「凄すぎてまだ未消化ですが・・。」ザ・マスター moviebuffさんの映画レビュー(感想・評価)
凄すぎてまだ未消化ですが・・。
ものすごくパワフルな作品だと思う。ゼアウィルビーブラッドで急に展開した新しいポール・トーマス・アンダーソンの方向性が、このマスターでも貫かれている。ホアキン・フェニックスの演技がすさまじい。映画を見ていて、こんなにも人の「孤独」という事を(しかも、単に寂しいというような演技ではなく喜怒哀楽を通して)考えさせられた事はなかった。そして、その人物の実在感。ダニエルデイルイスの「リンカーン」以上に、ホアキン・フェニックスと主人公が一体化した様な実在感があり、ホアキン・フェニックスを他の映画やテレビで見ても、しばらくはこの映画の中のキャラクターにしか見えないような気さえする・・。
また、正直、今までずっとファンであったにも関わらず、ポールトーマスアンダーソンがこんなにも、「孤独」というテーマに直接向き合ったテーマの一貫した作家だという事に、「マスター」を見るまで気づいていなかった。よく考えれば、「ブギー・ナイツ」、「マグノリア」、「パンチ・ドランク・ラブ」の、周りから浮いているダメな登場人物たちもまた、「世間とフィットしない」というマイノリティの孤独をかかえていた。

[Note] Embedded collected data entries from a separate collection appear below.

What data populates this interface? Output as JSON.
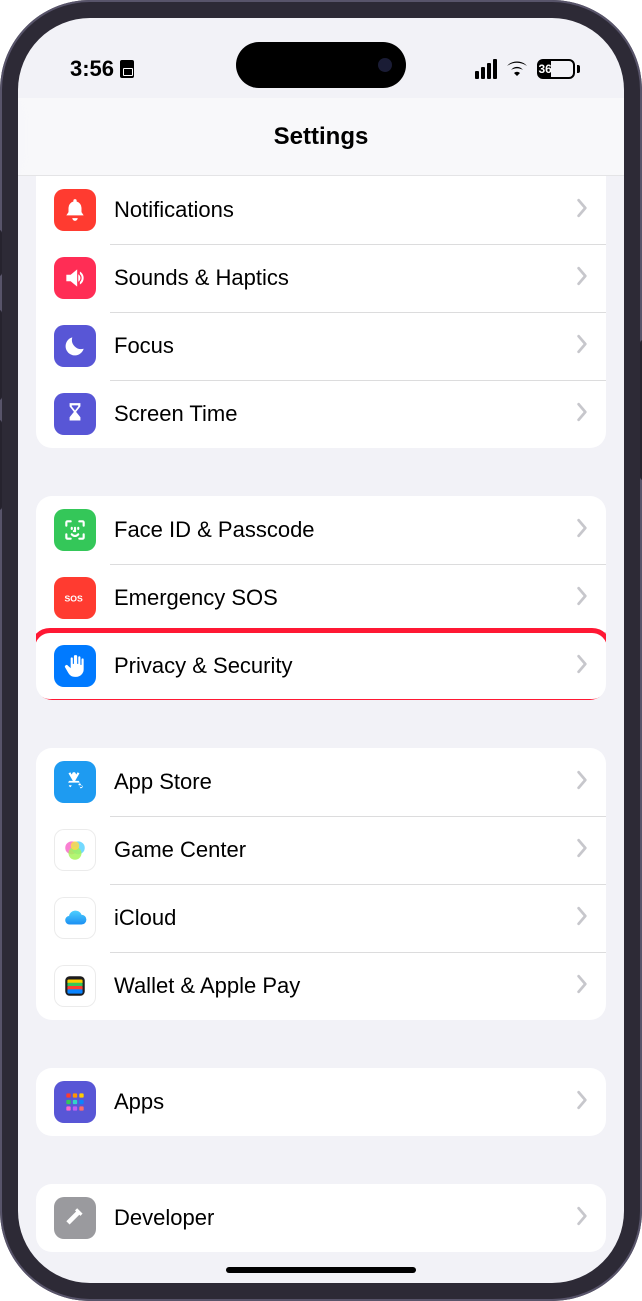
{
  "status": {
    "time": "3:56",
    "battery_pct": "36"
  },
  "header": {
    "title": "Settings"
  },
  "groups": [
    {
      "first": true,
      "rows": [
        {
          "id": "notifications",
          "label": "Notifications",
          "icon": "bell",
          "bg": "#ff3b30"
        },
        {
          "id": "sounds-haptics",
          "label": "Sounds & Haptics",
          "icon": "speaker",
          "bg": "#ff2d55"
        },
        {
          "id": "focus",
          "label": "Focus",
          "icon": "moon",
          "bg": "#5856d6"
        },
        {
          "id": "screen-time",
          "label": "Screen Time",
          "icon": "hourglass",
          "bg": "#5856d6"
        }
      ]
    },
    {
      "rows": [
        {
          "id": "face-id-passcode",
          "label": "Face ID & Passcode",
          "icon": "faceid",
          "bg": "#34c759"
        },
        {
          "id": "emergency-sos",
          "label": "Emergency SOS",
          "icon": "sos",
          "bg": "#ff3b30"
        },
        {
          "id": "privacy-security",
          "label": "Privacy & Security",
          "icon": "hand",
          "bg": "#007aff",
          "highlighted": true
        }
      ]
    },
    {
      "rows": [
        {
          "id": "app-store",
          "label": "App Store",
          "icon": "appstore",
          "bg": "#1e9bf1"
        },
        {
          "id": "game-center",
          "label": "Game Center",
          "icon": "gamecenter",
          "bg": "#ffffff"
        },
        {
          "id": "icloud",
          "label": "iCloud",
          "icon": "icloud",
          "bg": "#ffffff"
        },
        {
          "id": "wallet-apple-pay",
          "label": "Wallet & Apple Pay",
          "icon": "wallet",
          "bg": "#ffffff"
        }
      ]
    },
    {
      "rows": [
        {
          "id": "apps",
          "label": "Apps",
          "icon": "apps-grid",
          "bg": "#5856d6"
        }
      ]
    },
    {
      "rows": [
        {
          "id": "developer",
          "label": "Developer",
          "icon": "hammer",
          "bg": "#9a9a9e"
        }
      ]
    }
  ]
}
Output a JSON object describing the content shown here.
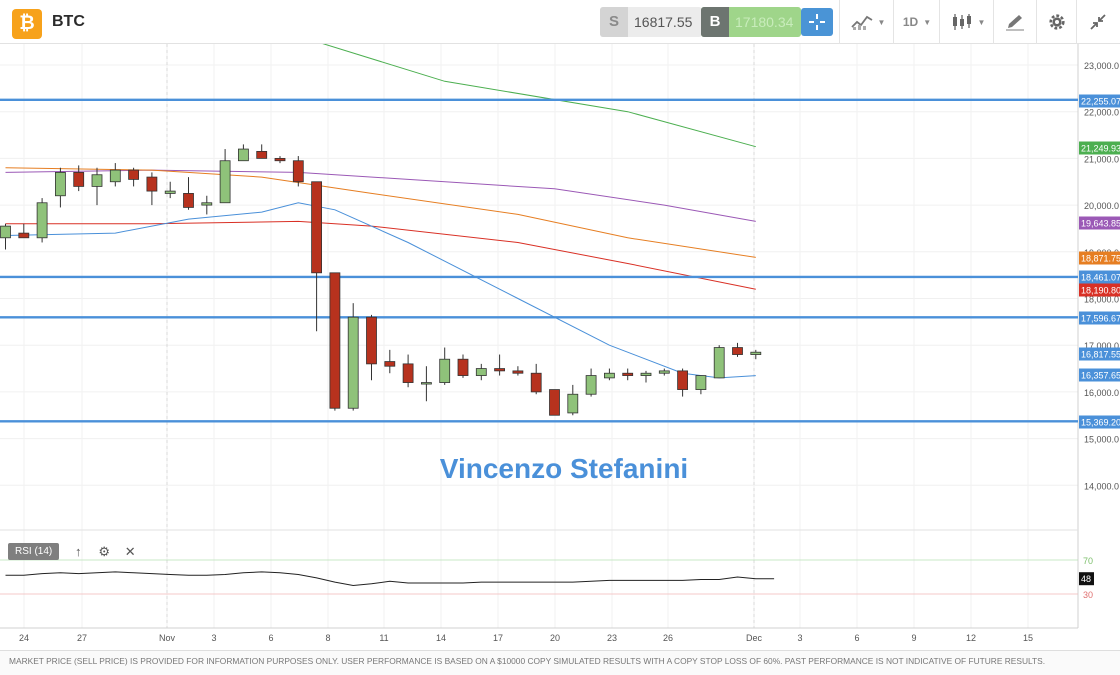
{
  "header": {
    "logo_glyph": "₿",
    "symbol": "BTC",
    "sell_label": "S",
    "sell_price": "16817.55",
    "buy_label": "B",
    "buy_price": "17180.34",
    "timeframe": "1D"
  },
  "watermark": "Vincenzo Stefanini",
  "price_axis": {
    "ticks": [
      "23,000.0",
      "22,000.0",
      "21,000.0",
      "20,000.0",
      "19,000.0",
      "18,000.0",
      "17,000.0",
      "16,000.0",
      "15,000.0",
      "14,000.0"
    ]
  },
  "price_labels": [
    {
      "text": "22,255.07",
      "color": "#4a90d9"
    },
    {
      "text": "21,249.93",
      "color": "#4caf50"
    },
    {
      "text": "19,643.85",
      "color": "#9b59b6"
    },
    {
      "text": "18,871.75",
      "color": "#e67e22"
    },
    {
      "text": "18,461.07",
      "color": "#4a90d9"
    },
    {
      "text": "18,190.80",
      "color": "#d93025"
    },
    {
      "text": "17,596.67",
      "color": "#4a90d9"
    },
    {
      "text": "16,817.55",
      "color": "#4a90d9"
    },
    {
      "text": "16,357.65",
      "color": "#4a90d9"
    },
    {
      "text": "15,369.20",
      "color": "#4a90d9"
    }
  ],
  "time_axis": {
    "labels": [
      "24",
      "27",
      "Nov",
      "3",
      "6",
      "8",
      "11",
      "14",
      "17",
      "20",
      "23",
      "26",
      "Dec",
      "3",
      "6",
      "9",
      "12",
      "15"
    ]
  },
  "rsi": {
    "label": "RSI (14)",
    "upper": "70",
    "lower": "30",
    "current": "48",
    "values": [
      52,
      52,
      54,
      55,
      54,
      55,
      56,
      55,
      54,
      53,
      52,
      52,
      53,
      55,
      56,
      55,
      53,
      49,
      44,
      40,
      42,
      45,
      43,
      43,
      43,
      43,
      44,
      44,
      44,
      44,
      44,
      44,
      45,
      46,
      46,
      46,
      46,
      46,
      47,
      47,
      50,
      48,
      48
    ]
  },
  "chart_data": {
    "type": "candlestick",
    "symbol": "BTC",
    "timeframe": "1D",
    "ylim": [
      13400,
      23600
    ],
    "candles": [
      {
        "o": 19300,
        "h": 19600,
        "l": 19050,
        "c": 19550
      },
      {
        "o": 19400,
        "h": 19600,
        "l": 19300,
        "c": 19300
      },
      {
        "o": 19300,
        "h": 20150,
        "l": 19200,
        "c": 20050
      },
      {
        "o": 20200,
        "h": 20800,
        "l": 19950,
        "c": 20700
      },
      {
        "o": 20700,
        "h": 20850,
        "l": 20300,
        "c": 20400
      },
      {
        "o": 20400,
        "h": 20800,
        "l": 20000,
        "c": 20650
      },
      {
        "o": 20500,
        "h": 20900,
        "l": 20400,
        "c": 20750
      },
      {
        "o": 20750,
        "h": 20800,
        "l": 20400,
        "c": 20550
      },
      {
        "o": 20600,
        "h": 20700,
        "l": 20000,
        "c": 20300
      },
      {
        "o": 20250,
        "h": 20500,
        "l": 20150,
        "c": 20300
      },
      {
        "o": 20250,
        "h": 20600,
        "l": 19900,
        "c": 19950
      },
      {
        "o": 20000,
        "h": 20200,
        "l": 19800,
        "c": 20050
      },
      {
        "o": 20050,
        "h": 21200,
        "l": 20050,
        "c": 20950
      },
      {
        "o": 20950,
        "h": 21300,
        "l": 20950,
        "c": 21200
      },
      {
        "o": 21150,
        "h": 21300,
        "l": 21000,
        "c": 21000
      },
      {
        "o": 21000,
        "h": 21050,
        "l": 20900,
        "c": 20950
      },
      {
        "o": 20950,
        "h": 21050,
        "l": 20400,
        "c": 20500
      },
      {
        "o": 20500,
        "h": 20500,
        "l": 17300,
        "c": 18550
      },
      {
        "o": 18550,
        "h": 18550,
        "l": 15600,
        "c": 15650
      },
      {
        "o": 15650,
        "h": 17900,
        "l": 15600,
        "c": 17600
      },
      {
        "o": 17600,
        "h": 17650,
        "l": 16250,
        "c": 16600
      },
      {
        "o": 16650,
        "h": 16900,
        "l": 16400,
        "c": 16550
      },
      {
        "o": 16600,
        "h": 16800,
        "l": 16100,
        "c": 16200
      },
      {
        "o": 16200,
        "h": 16550,
        "l": 15800,
        "c": 16200
      },
      {
        "o": 16200,
        "h": 16950,
        "l": 16150,
        "c": 16700
      },
      {
        "o": 16700,
        "h": 16800,
        "l": 16300,
        "c": 16350
      },
      {
        "o": 16350,
        "h": 16600,
        "l": 16250,
        "c": 16500
      },
      {
        "o": 16500,
        "h": 16800,
        "l": 16350,
        "c": 16450
      },
      {
        "o": 16450,
        "h": 16550,
        "l": 16350,
        "c": 16400
      },
      {
        "o": 16400,
        "h": 16600,
        "l": 15950,
        "c": 16000
      },
      {
        "o": 16050,
        "h": 16050,
        "l": 15500,
        "c": 15500
      },
      {
        "o": 15550,
        "h": 16150,
        "l": 15500,
        "c": 15950
      },
      {
        "o": 15950,
        "h": 16500,
        "l": 15900,
        "c": 16350
      },
      {
        "o": 16300,
        "h": 16500,
        "l": 16250,
        "c": 16400
      },
      {
        "o": 16400,
        "h": 16500,
        "l": 16250,
        "c": 16350
      },
      {
        "o": 16350,
        "h": 16450,
        "l": 16200,
        "c": 16400
      },
      {
        "o": 16400,
        "h": 16500,
        "l": 16350,
        "c": 16450
      },
      {
        "o": 16450,
        "h": 16500,
        "l": 15900,
        "c": 16050
      },
      {
        "o": 16050,
        "h": 16350,
        "l": 15950,
        "c": 16350
      },
      {
        "o": 16300,
        "h": 17000,
        "l": 16300,
        "c": 16950
      },
      {
        "o": 16950,
        "h": 17050,
        "l": 16750,
        "c": 16800
      },
      {
        "o": 16800,
        "h": 16900,
        "l": 16700,
        "c": 16850
      }
    ],
    "horizontal_levels": [
      22255.07,
      18461.07,
      17596.67,
      15369.2
    ],
    "moving_averages": [
      {
        "color": "#4caf50",
        "points": [
          [
            17,
            23500
          ],
          [
            24,
            22650
          ],
          [
            34,
            22000
          ],
          [
            41,
            21250
          ]
        ]
      },
      {
        "color": "#9b59b6",
        "points": [
          [
            0,
            20700
          ],
          [
            8,
            20750
          ],
          [
            16,
            20700
          ],
          [
            22,
            20550
          ],
          [
            30,
            20350
          ],
          [
            36,
            20000
          ],
          [
            41,
            19650
          ]
        ]
      },
      {
        "color": "#e67e22",
        "points": [
          [
            0,
            20800
          ],
          [
            8,
            20750
          ],
          [
            14,
            20600
          ],
          [
            20,
            20250
          ],
          [
            28,
            19800
          ],
          [
            34,
            19300
          ],
          [
            41,
            18880
          ]
        ]
      },
      {
        "color": "#d93025",
        "points": [
          [
            0,
            19600
          ],
          [
            8,
            19600
          ],
          [
            16,
            19650
          ],
          [
            20,
            19550
          ],
          [
            28,
            19200
          ],
          [
            34,
            18750
          ],
          [
            41,
            18200
          ]
        ]
      },
      {
        "color": "#4a90d9",
        "points": [
          [
            0,
            19350
          ],
          [
            6,
            19400
          ],
          [
            10,
            19700
          ],
          [
            14,
            19850
          ],
          [
            16,
            20050
          ],
          [
            18,
            19900
          ],
          [
            22,
            19200
          ],
          [
            28,
            18000
          ],
          [
            33,
            17000
          ],
          [
            37,
            16400
          ],
          [
            39,
            16300
          ],
          [
            41,
            16350
          ]
        ]
      }
    ]
  }
}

ただ、以前の作品はそんなダメな主人公達への暖かい眼差しが注がれていたのだけど、ゼアウィルビーブラッドとマスターの主人公は「ダメなやつら」というより「モンスター」なのだ。自分の孤独の深遠や狂気とどこまでも向き合い、それを克服しようともがき、周りを飲み込み、暴れまわる怪物。
「マスター」の主人公は孤独な人間である。純粋に好きな女の子もいて、まともに働こうともした。だが、なぜか遠回りをしたり、自己破滅的な行動にでる。「自分がどこにもフィットしない」という事にもがき苦しんでいる。本当に信じられる何か、孤独を埋めてくれる何かを探そうとしている。そしてマスターに出会う。彼にとって、マスターはそんな救いの答えを持っている人物に見える。マスターもまた主人公の危険な感性に引かれ、主人公を必要とする。だが、段々と映画を通してわかってくる事。それはマスターも結局「孤独な魂」をかかえている薄っぺらい一人の人間でしかないという事だ。主人公はその事に結構早い段階で気づいている。その過程で、自分に嘘をついてでも、マスターを信じようとするが、もがき苦しみ、疲弊していく。
「マスター」を見て、改めて「ゼアウィルビーブラッド」でP.トーマスアンダーソンが試みていた事がわかった気がした。最初に「ゼアウィルビーブラッド」を見たときは、ただ単に「ゴッドファーザーパート2」のヴィトー・コルレオーネのような、メタファーとしてアメリカ近代史をキャラクターになぞらえた映画だ、という解釈を自分の中でしていた。つまり、ダニエル・デイルイスの石油王は、アメリカの拝金主義、資本主義を代表するものとして、そして、ポール・ダノの神父は、アメリカのキリスト原理主義的思想を代表するものとして、その二つの大きなアメリカを支えてきたゆがんだ構造の闇をあぶりだす、そんな映画だと思って見ていた。いや、そういう構図なのに間違いはないと思うのだけど、ダニエルデイルイスのキャラクターの動機が一体何なのか、という事があまり見えていなかったのだ。
今、マスターを見た後でわかるのは、ダニエル・デイ・ルイスのキャラクターのモチベーションも、マスターの主人公と同じような心情なのだ。信じられるものがあるなら信じたい。それが「家族の絆」であれ、「金」であれ「石油」であれ。で、それを人生をかけて見つけようとするが、そのどれもが結局救いにはならず疲弊していく。自分の孤独を克服すべく、主人公がもがくほどに、その狂気は際立ち、結局孤独は深くなっていく。
マスターに話を戻すと、見たばかりなので、正直言ってまだ未消化の部分がたくさんある。(キューブリックのシャイニングや時計仕掛けのオレンジを彷彿とさせるあの裸のシーンであるとか。)だが、今の段階でも言えるのは、最早P.Tアンダーソンはサブカルやカルト的な位置でウエスアンダーソンやソフィアコッポラのようにいる監督ではないという事だ。視覚効果やサンプリング的な要素など一切必要とせず、演技と撮影、音楽だけで、これだけパワフルな作品を作れ、しかもそれがアメリカや現代人の精神を体現している。本当に重要な監督だと思う。